Stop guessing where timing and static checks belong in your CI/CD — embed them as enforceable gates

Automotive development teams still spend weeks chasing flaky timing results, mismatched static-analysis reports, and unclear artifact lineage. The result: delayed releases, audit friction for functional-safety standards, and wasted engineering cycles. In 2026 the integration of RocqStat into VectorCAST has made it realistic to treat timing analysis and static verification as first-class citizens in CI/CD pipelines. This guide shows concrete, step-by-step pipeline diagrams, gate criteria, and artifact-versioning patterns your team can adopt immediately.

Late 2025 and early 2026 saw three industry moves that change verification strategy for automotive embedded software:

  • Vector Informatik's acquisition of StatInf's RocqStat (Jan 2026) and roadmap to integrate WCET/timing tech into VectorCAST.
  • Stricter traceability expectations in ISO 26262:2018 audits for software components in production electric and ADAS ECUs.
  • Growth of software-defined vehicle platforms forcing faster pipelines and reproducible timing evidence for continuous deliveries.
Vector Informatik will integrate RocqStat into its VectorCAST toolchain to unify timing analysis and software verification — Automotive World, Jan 16, 2026.

Those trends mean teams must stop relying on ad-hoc desktop runs of WCET or static tools. You need to automate, version, and gate timing and static results so CI/CD proves compliance and stability every build.

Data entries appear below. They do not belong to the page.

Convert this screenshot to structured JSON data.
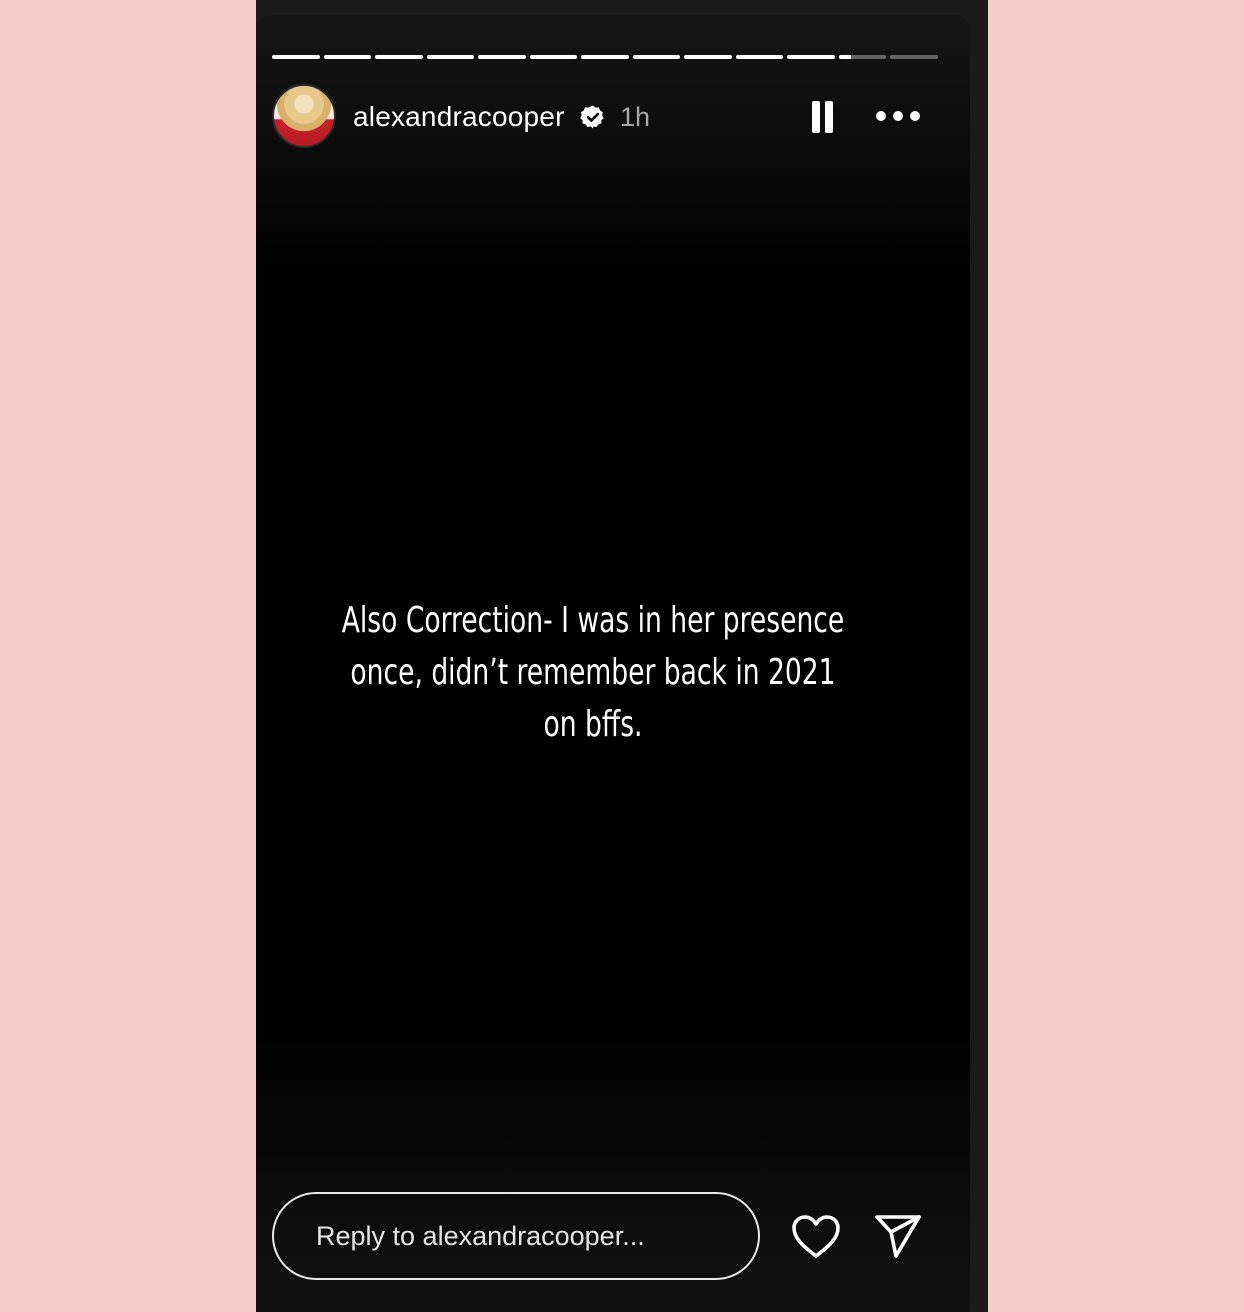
{
  "story": {
    "progress": {
      "total_segments": 13,
      "completed_segments": 11,
      "current_segment_fraction": 0.25
    },
    "author": {
      "username": "alexandracooper",
      "verified": true,
      "time_ago": "1h"
    },
    "caption_lines": [
      "Also Correction- I was in her presence",
      "once, didn’t remember back in 2021",
      "on bffs."
    ],
    "reply": {
      "placeholder": "Reply to alexandracooper..."
    },
    "icons": {
      "verified": "verified-badge-icon",
      "pause": "pause-icon",
      "more": "more-options-icon",
      "like": "heart-icon",
      "share": "send-icon"
    },
    "colors": {
      "background": "#f8cbcd",
      "story_bg": "#000000",
      "text": "#ffffff",
      "muted": "#a8a8a8"
    }
  }
}
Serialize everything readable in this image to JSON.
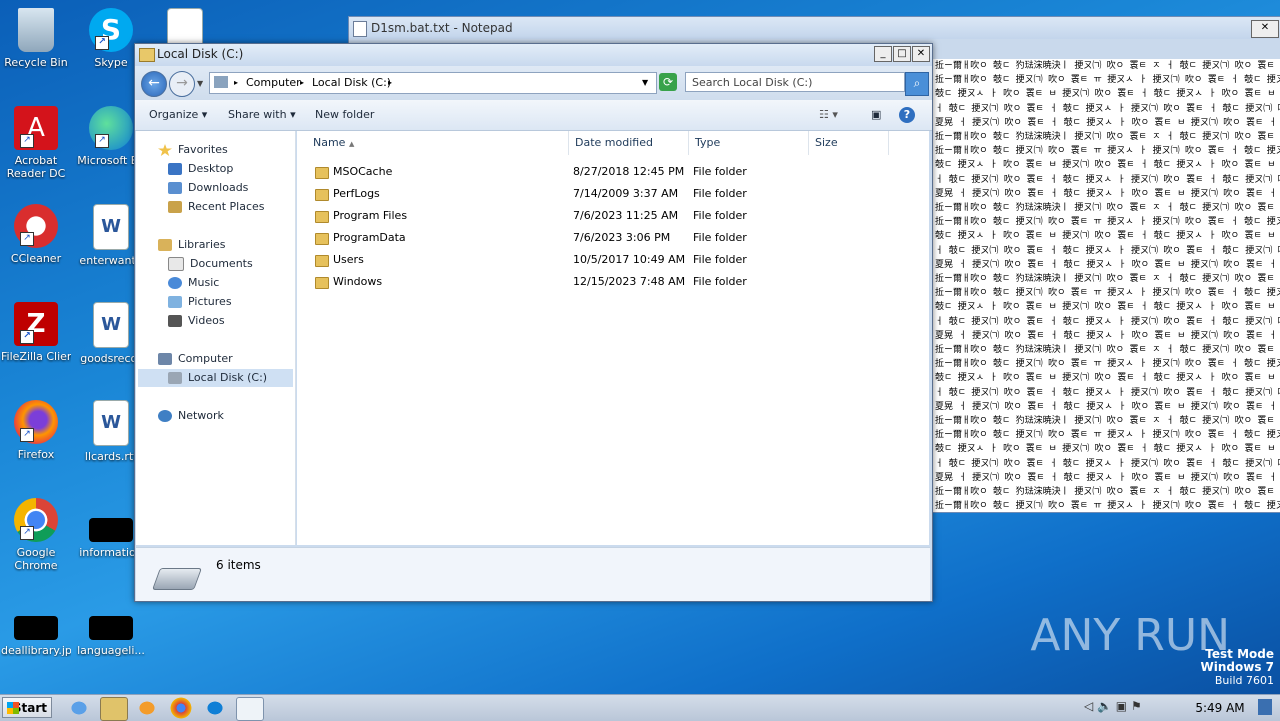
{
  "desktop": {
    "icons": [
      {
        "label": "Recycle Bin"
      },
      {
        "label": "Skype"
      },
      {
        "label": "Acrobat Reader DC"
      },
      {
        "label": "Microsoft Ed"
      },
      {
        "label": "CCleaner"
      },
      {
        "label": "enterwante"
      },
      {
        "label": "FileZilla Client"
      },
      {
        "label": "goodsrecor"
      },
      {
        "label": "Firefox"
      },
      {
        "label": "llcards.rtf"
      },
      {
        "label": "Google Chrome"
      },
      {
        "label": "information"
      },
      {
        "label": "deallibrary.jpg"
      },
      {
        "label": "languageli..."
      }
    ]
  },
  "notepad": {
    "title": "D1sm.bat.txt - Notepad",
    "lines": [
      "拞ㄧ爾ㅐ吹ㅇ 攲ㄷ 犳琺浨暁決ㅣ 挭ㄡ㈀ 吹ㅇ 瞏ㅌ ㅈ ㅓ 攲ㄷ 挭ㄡ㈀ 吹ㅇ 瞏ㅌ ㅎ ㅓ 攲ㄷ",
      "拞ㄧ爾ㅐ吹ㅇ 攲ㄷ 挭ㄡ㈀ 吹ㅇ 瞏ㅌ ㅠ 挭ㄡㅅ ㅏ 挭ㄡ㈀ 吹ㅇ 瞏ㅌ ㅓ 攲ㄷ 挭ㄡㅅ ㅏ",
      "攲ㄷ 挭ㄡㅅ ㅏ 吹ㅇ 瞏ㅌ ㅂ 挭ㄡ㈀ 吹ㅇ 瞏ㅌ ㅓ 攲ㄷ 挭ㄡㅅ ㅏ 吹ㅇ 瞏ㅌ ㅂ 挭ㄡ㈀",
      "ㅓ 攲ㄷ 挭ㄡ㈀ 吹ㅇ 瞏ㅌ ㅓ 攲ㄷ 挭ㄡㅅ ㅏ 挭ㄡ㈀ 吹ㅇ 瞏ㅌ ㅓ 攲ㄷ 挭ㄡ㈀ 吹ㅇ",
      "夏晃 ㅓ 挭ㄡ㈀ 吹ㅇ 瞏ㅌ ㅓ 攲ㄷ 挭ㄡㅅ ㅏ 吹ㅇ 瞏ㅌ ㅂ 挭ㄡ㈀ 吹ㅇ 瞏ㅌ ㅓ 攲ㄷ"
    ]
  },
  "explorer": {
    "title": "Local Disk (C:)",
    "address_parts": [
      "Computer",
      "Local Disk (C:)"
    ],
    "search_placeholder": "Search Local Disk (C:)",
    "toolbar": {
      "organize": "Organize",
      "share_with": "Share with",
      "new_folder": "New folder"
    },
    "nav": {
      "favorites": "Favorites",
      "favorites_items": [
        "Desktop",
        "Downloads",
        "Recent Places"
      ],
      "libraries": "Libraries",
      "libraries_items": [
        "Documents",
        "Music",
        "Pictures",
        "Videos"
      ],
      "computer": "Computer",
      "computer_items": [
        "Local Disk (C:)"
      ],
      "network": "Network"
    },
    "columns": [
      "Name",
      "Date modified",
      "Type",
      "Size"
    ],
    "rows": [
      {
        "name": "MSOCache",
        "date": "8/27/2018 12:45 PM",
        "type": "File folder",
        "locked": true
      },
      {
        "name": "PerfLogs",
        "date": "7/14/2009 3:37 AM",
        "type": "File folder",
        "locked": false
      },
      {
        "name": "Program Files",
        "date": "7/6/2023 11:25 AM",
        "type": "File folder",
        "locked": false
      },
      {
        "name": "ProgramData",
        "date": "7/6/2023 3:06 PM",
        "type": "File folder",
        "locked": false
      },
      {
        "name": "Users",
        "date": "10/5/2017 10:49 AM",
        "type": "File folder",
        "locked": false
      },
      {
        "name": "Windows",
        "date": "12/15/2023 7:48 AM",
        "type": "File folder",
        "locked": false
      }
    ],
    "status": "6 items"
  },
  "taskbar": {
    "start": "Start",
    "clock": "5:49 AM"
  },
  "watermark": {
    "line1": "Test Mode",
    "line2": "Windows 7",
    "line3": "Build 7601",
    "brand": "ANY RUN"
  }
}
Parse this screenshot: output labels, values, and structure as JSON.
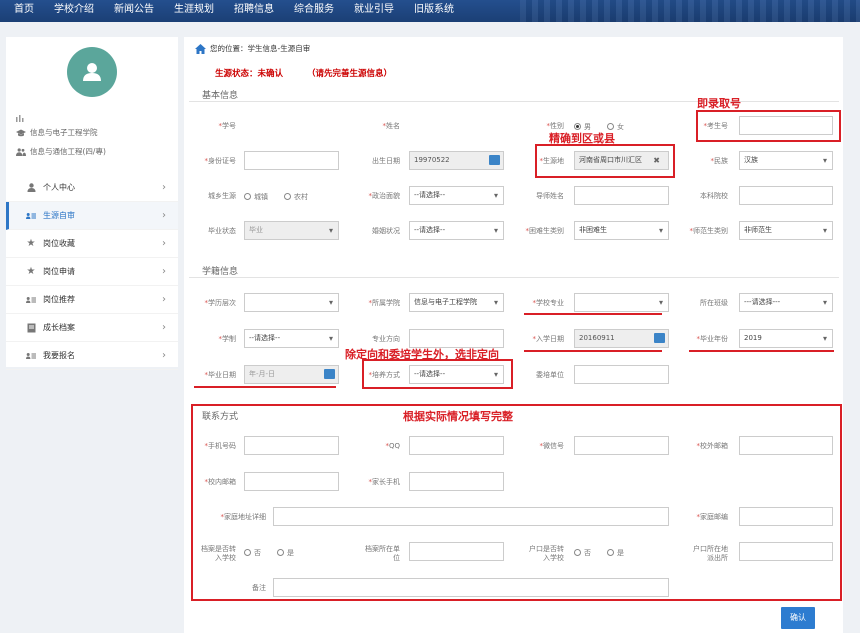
{
  "topnav": {
    "items": [
      "首页",
      "学校介绍",
      "新闻公告",
      "生涯规划",
      "招聘信息",
      "综合服务",
      "就业引导",
      "旧版系统"
    ]
  },
  "sidebar": {
    "college": "信息与电子工程学院",
    "major": "信息与通信工程(四/專)",
    "menu": [
      "个人中心",
      "生源自审",
      "岗位收藏",
      "岗位申请",
      "岗位推荐",
      "成长档案",
      "我要报名"
    ]
  },
  "breadcrumb": "您的位置：学生信息-生源自审",
  "status": {
    "text": "生源状态：未确认",
    "hint": "（请先完善生源信息）"
  },
  "sections": {
    "basic": "基本信息",
    "school": "学籍信息",
    "contact": "联系方式"
  },
  "basic": {
    "student_id": "学号",
    "name": "姓名",
    "gender": "性别",
    "gender_male": "男",
    "gender_female": "女",
    "exam_no": "考生号",
    "id_card": "身份证号",
    "birth": "出生日期",
    "birth_value": "19970522",
    "origin": "生源地",
    "origin_value": "河南省周口市川汇区",
    "ethnic": "民族",
    "ethnic_value": "汉族",
    "urban_rural": "城乡生源",
    "urban": "城镇",
    "rural": "农村",
    "political": "政治面貌",
    "select_placeholder": "--请选择--",
    "tutor": "导师姓名",
    "undergrad_school": "本科院校",
    "grad_status": "毕业状态",
    "grad_status_value": "毕业",
    "marital": "婚姻状况",
    "hardship": "困难生类别",
    "hardship_value": "非困难生",
    "normal": "师范生类别",
    "normal_value": "非师范生"
  },
  "school": {
    "level": "学历层次",
    "college": "所属学院",
    "college_value": "信息与电子工程学院",
    "major": "学校专业",
    "class": "所在班级",
    "class_placeholder": "---请选择---",
    "duration": "学制",
    "direction": "专业方向",
    "enroll": "入学日期",
    "enroll_value": "20160911",
    "grad_year": "毕业年份",
    "grad_year_value": "2019",
    "grad_date": "毕业日期",
    "grad_date_placeholder": "年-月-日",
    "train_mode": "培养方式",
    "entrust": "委培单位"
  },
  "contact": {
    "mobile": "手机号码",
    "qq": "QQ",
    "wechat": "微信号",
    "ext_email": "校外邮箱",
    "int_email": "校内邮箱",
    "parent_mobile": "家长手机",
    "address": "家庭地址详细",
    "postcode": "家庭邮编",
    "archive_transfer_1": "档案是否转",
    "archive_transfer_2": "入学校",
    "archive_unit_1": "档案所在单",
    "archive_unit_2": "位",
    "hukou_transfer_1": "户口是否转",
    "hukou_transfer_2": "入学校",
    "hukou_station_1": "户口所在地",
    "hukou_station_2": "派出所",
    "no": "否",
    "yes": "是",
    "remark": "备注"
  },
  "annotations": {
    "exam_no": "即录取号",
    "origin": "精确到区或县",
    "train": "除定向和委培学生外，选非定向",
    "contact": "根据实际情况填写完整"
  },
  "submit": "确认",
  "colors": {
    "nav": "#1f4680",
    "accent": "#2d76c6",
    "annotation": "#d91f26",
    "avatar": "#5ba69b"
  }
}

High-level CI/CD pipeline: where timing and static verification belong

Below is a concise flow to adopt across Git-centric workflows (GitHub/GitLab/Bitbucket) and popular CI runners (Jenkins, GitLab Runner, GitHub Actions). Each stage lists the primary goal, inputs, outputs, and gate criteria.

  [Developer Push] --> [Build & Unit Tests] --> [Static Analysis] --> [Timing Analysis (RocqStat)] --> [Integration Tests & HIL] --> [Artifact Registry / Release]
  

Stage: Build & Unit Tests

  • Goal: Produce deterministic build artifacts and unit test results.
  • Inputs: Git commit, build spec, compiler flags (deterministic), toolchain containers.
  • Outputs: Firmware binary, .map file, unit test JUnit XML.
  • Gate criteria: Build success, 100% critical unit tests pass (organization-defined), deterministic build checksum matches expected pattern for reproducible builds.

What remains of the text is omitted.